PETALING JAYA: Prime Minister Datuk Seri Anwar Ibrahim’s announcement of a one‑off RM100 cash handout has lifted sentiment in consumer‑related stocks, but economists caution that the impact on actual spending and equity performance may be fleeting, with deeper structural challenges still weighing on the economy.
The initiative, worth RM2 billion, is designed to provide relief to households and channel spending into local goods and services. However, views among analysts and economists are mixed – some highlight modest gains for low‑income groups and small businesses, while others warn the measure may do little to shift broader market fundamentals.
Center for Market Education chief executive Dr Carmelo Ferlito was blunt in his assessment, describing the handout as neither transformative for household consumption patterns nor meaningful for equity markets.
“While the measure is costly at the aggregate level, it is not a needle‑mover at the micro level,” he told SunBiz.
“I struggle to see how RM100 can affect consumption patterns in any sensible way. Economically, it hardly has any logic behind it and appears to have more of a political flavour.”
Ferlito also raised concerns over the potential inflationary effects of injecting cash into the economy, particularly if such policies become frequent.

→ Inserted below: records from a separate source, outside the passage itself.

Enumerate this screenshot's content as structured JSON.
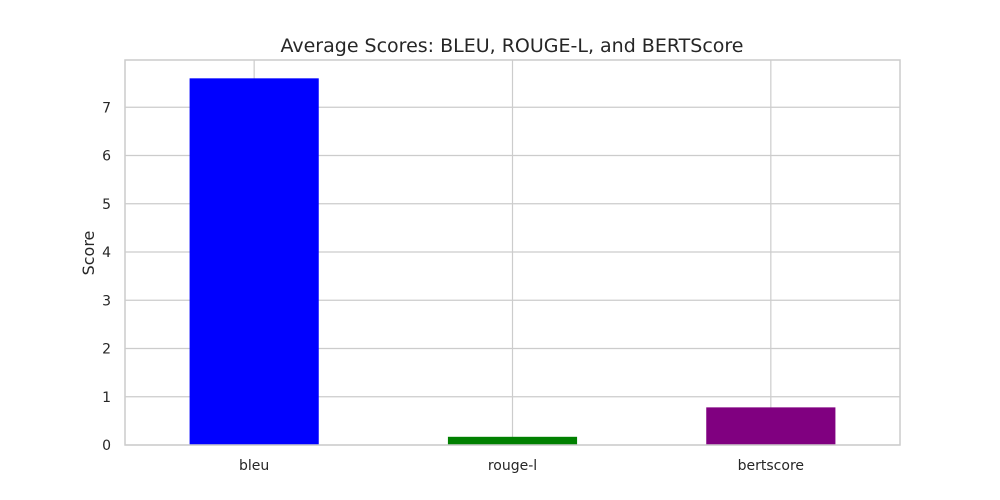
{
  "chart_data": {
    "type": "bar",
    "title": "Average Scores: BLEU, ROUGE-L, and BERTScore",
    "xlabel": "",
    "ylabel": "Score",
    "categories": [
      "bleu",
      "rouge-l",
      "bertscore"
    ],
    "values": [
      7.6,
      0.17,
      0.78
    ],
    "colors": [
      "#0000ff",
      "#008000",
      "#800080"
    ],
    "ylim": [
      0,
      7.98
    ],
    "yticks": [
      0,
      1,
      2,
      3,
      4,
      5,
      6,
      7
    ],
    "grid": true,
    "legend": "none"
  }
}
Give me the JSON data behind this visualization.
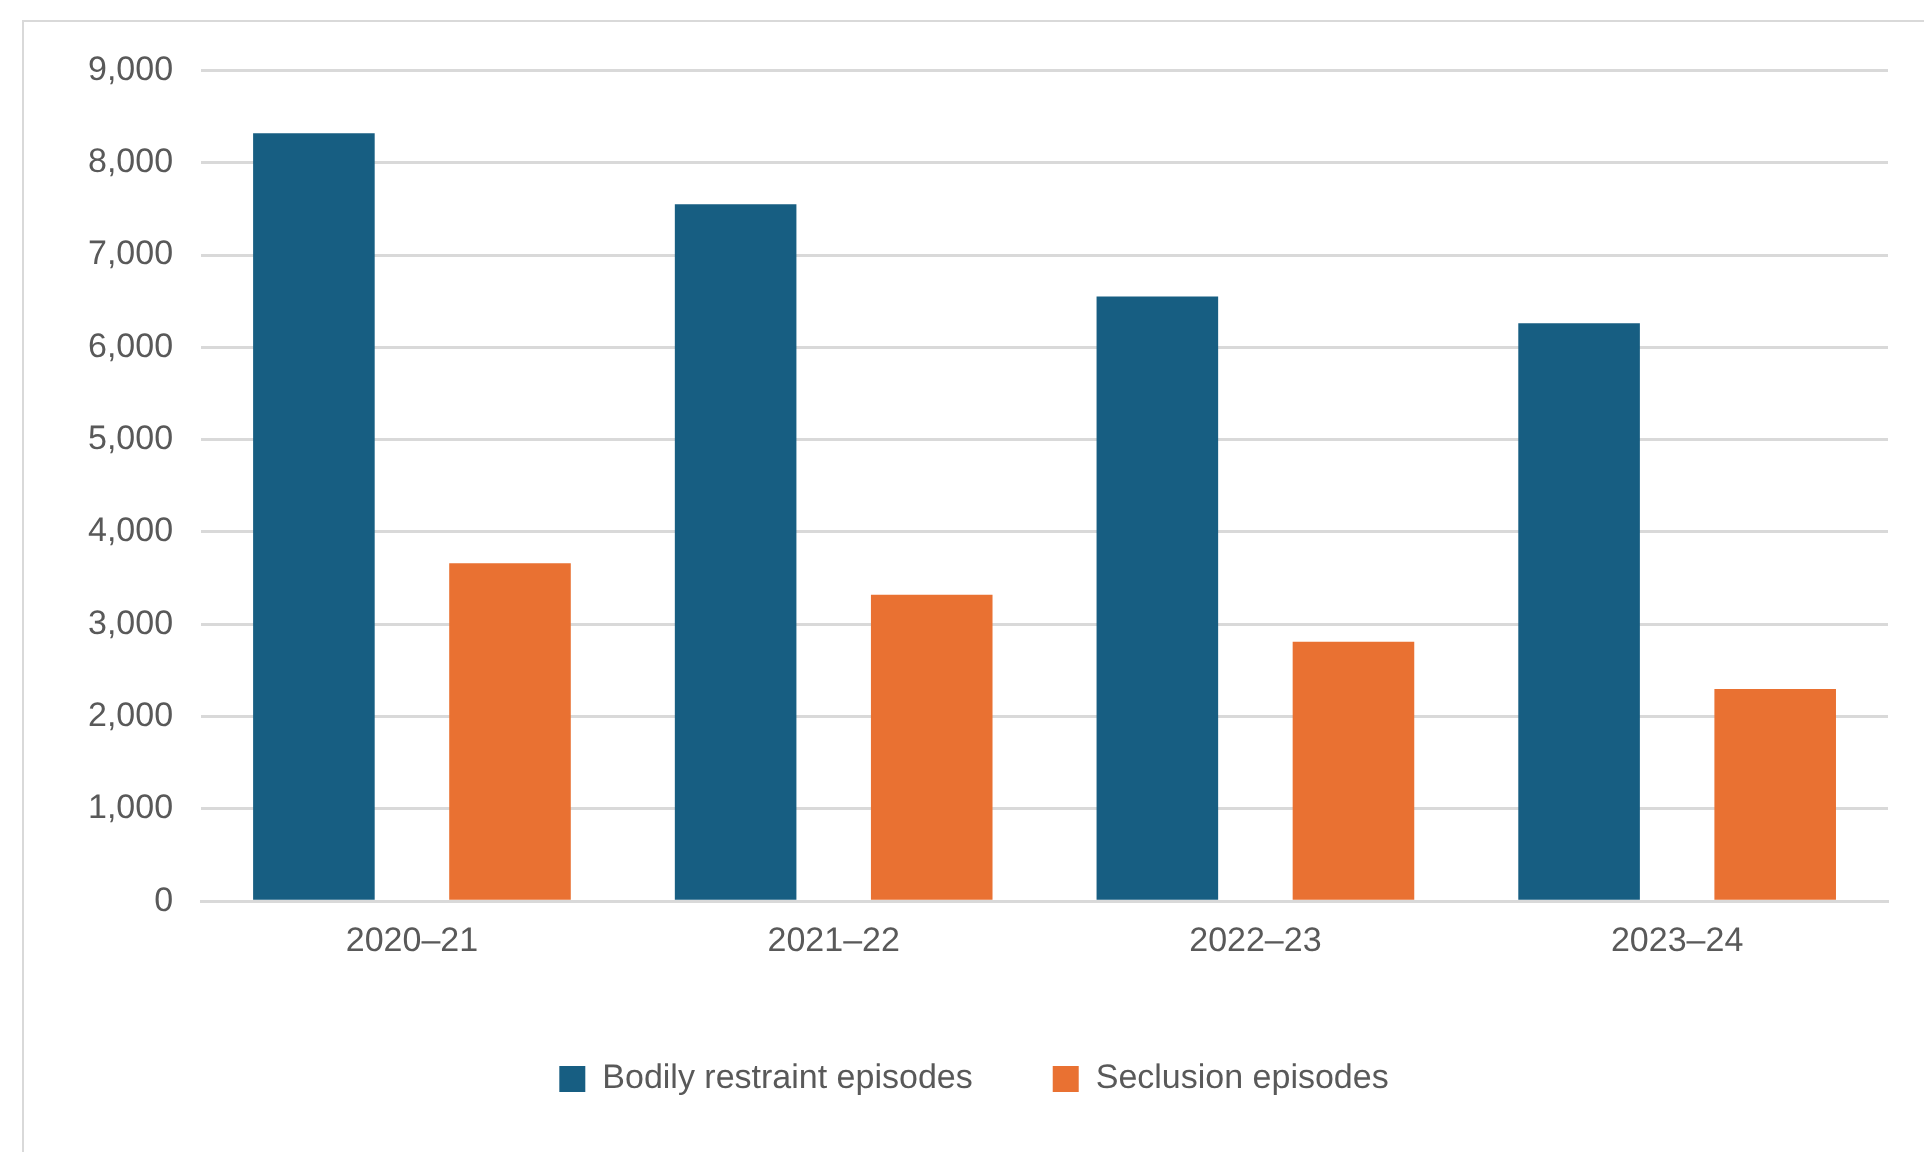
{
  "chart_data": {
    "type": "bar",
    "categories": [
      "2020–21",
      "2021–22",
      "2022–23",
      "2023–24"
    ],
    "series": [
      {
        "name": "Bodily restraint episodes",
        "color": "#175e82",
        "values": [
          8320,
          7550,
          6550,
          6260
        ]
      },
      {
        "name": "Seclusion episodes",
        "color": "#e97132",
        "values": [
          3660,
          3320,
          2810,
          2300
        ]
      }
    ],
    "ylim": [
      0,
      9000
    ],
    "yticks": [
      {
        "value": 0,
        "label": "0"
      },
      {
        "value": 1000,
        "label": "1,000"
      },
      {
        "value": 2000,
        "label": "2,000"
      },
      {
        "value": 3000,
        "label": "3,000"
      },
      {
        "value": 4000,
        "label": "4,000"
      },
      {
        "value": 5000,
        "label": "5,000"
      },
      {
        "value": 6000,
        "label": "6,000"
      },
      {
        "value": 7000,
        "label": "7,000"
      },
      {
        "value": 8000,
        "label": "8,000"
      },
      {
        "value": 9000,
        "label": "9,000"
      }
    ],
    "grid": "y",
    "legend": "bottom"
  }
}
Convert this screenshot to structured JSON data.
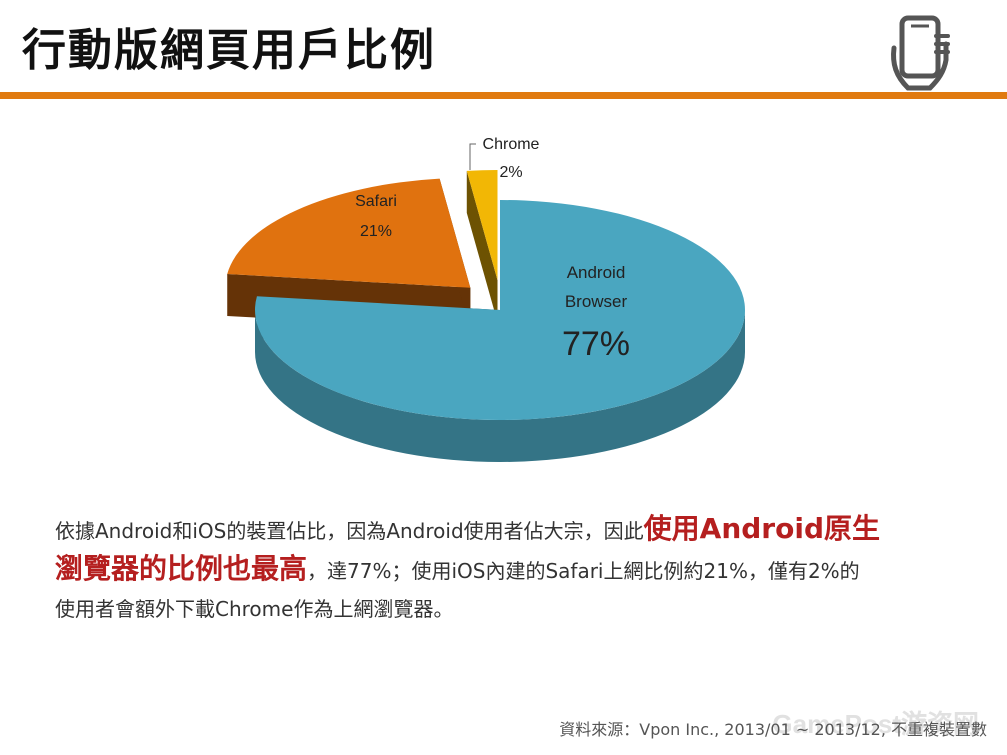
{
  "slide": {
    "title": "行動版網頁用戶比例",
    "accent_color": "#e07a10",
    "icon": "phone-in-hand-icon"
  },
  "chart_data": {
    "type": "pie",
    "style": "3d-exploded",
    "slices": [
      {
        "label": "Android Browser",
        "label_lines": [
          "Android",
          "Browser"
        ],
        "value": 77,
        "value_label": "77%",
        "color": "#4aa6c0"
      },
      {
        "label": "Safari",
        "label_lines": [
          "Safari"
        ],
        "value": 21,
        "value_label": "21%",
        "color": "#e0720f"
      },
      {
        "label": "Chrome",
        "label_lines": [
          "Chrome"
        ],
        "value": 2,
        "value_label": "2%",
        "color": "#f2b705"
      }
    ]
  },
  "body": {
    "p1": "依據Android和iOS的裝置佔比，因為Android使用者佔大宗，因此",
    "hl1": "使用Android原生",
    "hl2": "瀏覽器的比例也最高",
    "p2": "，達77%；使用iOS內建的Safari上網比例約21%，僅有2%的",
    "p3": "使用者會額外下載Chrome作為上網瀏覽器。"
  },
  "footer": {
    "source": "資料來源：Vpon Inc., 2013/01 ~ 2013/12, 不重複裝置數",
    "watermark": "GamePost游资网"
  }
}
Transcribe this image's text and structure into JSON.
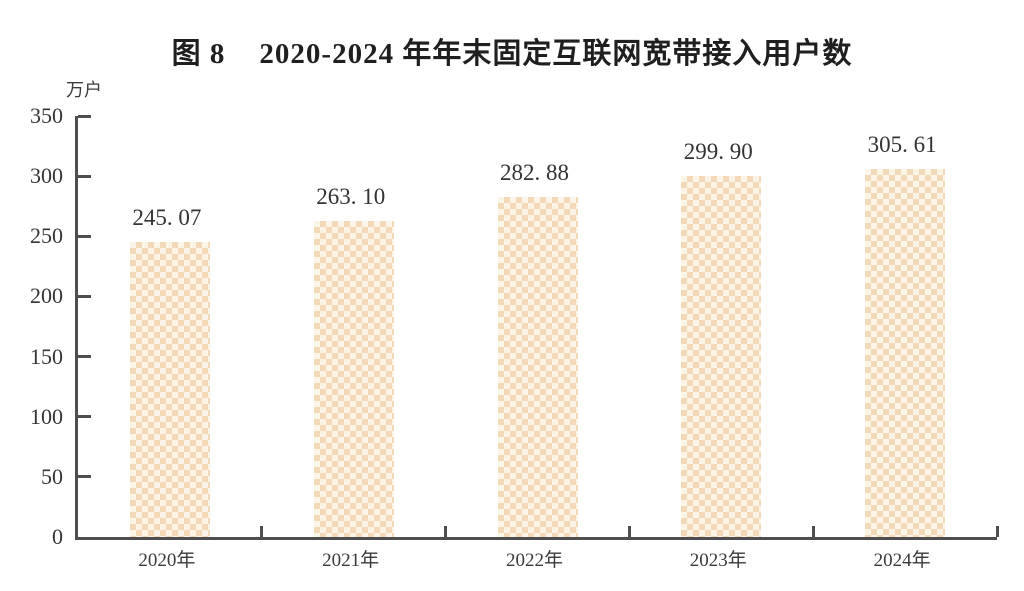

“Monetary injections are the real cause of inflation, a permanent and generalised increase in prices due to the quantity of money growing faster than economic output,” he said, adding that such measures risk masking structural issues in household income and consumer demand.
From a sectoral perspective, Dr Ida Yasin, economist at Universiti Putra Malaysia, said the RM100 payment is more likely to generate a temporary boost for retailers and wholesalers rather than driving sustained gains in the stock market.
“This voucher is to boost demand for goods and services in Malaysia, not so much the demand for stocks,” she said.
“Retail and wholesale demand could rise temporarily, especially in essentials like food and household goods, but most stock market movements depend on business fundamentals.”
Ida stressed that the handout’s impact would likely fade after its expiry in December, underscoring the short‑term nature of the initiative.
“It benefits sellers, wholesalers and producers, from vegetables to chicken, but the up‑and‑down movements in the stock market are quite normal and not directly tied to such measures,” she said.
In contrast, Prof Geoffrey Williams, economist and founder of Williams Business Consultancy, sees value in the handout for low‑income households, noting its multiplier effect on domestic consumption.
“RM100 does not sound like much, but it is a 6% boost for someone on minimum wage of RM1,700. For a family of four adults in the B40 group, that’s about a 6–7% rise in monthly income,” he explained.
Williams estimated the RM2 billion programme could generate RM6 billion in consumption through multiplier effects, providing a small but notable stimulus to economic growth in the second half of the year.
“This will particularly help SMEs in local communities. It won’t harm the fiscal deficit because it’s funded by subsidy rationalisation savings,” he said.
Williams also suggested the initiative could act as a pilot for a more ambitious social welfare reform.
“If this evolved into a monthly universal basic income, it could be a game‑changer for social policy. Universality reduces costs and complexity, and future versions could be made more progressive,” he added.
Despite the initial rally in consumer‑linked counters on Bursa Malaysia, analysts caution that sentiment‑driven gains may not be sustainable without underlying earnings growth.
Ferlito pointed to external headwinds, including global political tensions and slower economic momentum, as key drivers of investor caution.
“What emerges here is the concern about the economy slowing down due to international tensions, both political and economic,” he said, warning against overestimating the handout’s role in market performance.
Ida echoed this, noting that investors should watch core consumption data, such as household spending trends within GDP, to gauge any lasting effects.
“Most of the time, it depends on fundamentals rather than short‑term cash injections,” she said.
With the cash handout set to conclude by year‑end, attention now turns to whether Malaysia will adopt similar measures in Budget 2026.
Williams believes the government should study the current initiative’s outcomes to guide future policy design.
“The most important thing is to learn lessons about the impact so that Malaysia can move to a regular monthly payment. Hopefully this can be announced in Budget 2026,” he said.
For now, economists agree that while the RM100 handout provides short‑term relief and a modest consumption boost, it does little to address structural income gaps or long‑term growth prospects for consumer stocks. As markets digest the announcement, the focus will likely shift back to corporate earnings, inflation trends and global economic conditions heading into 2026.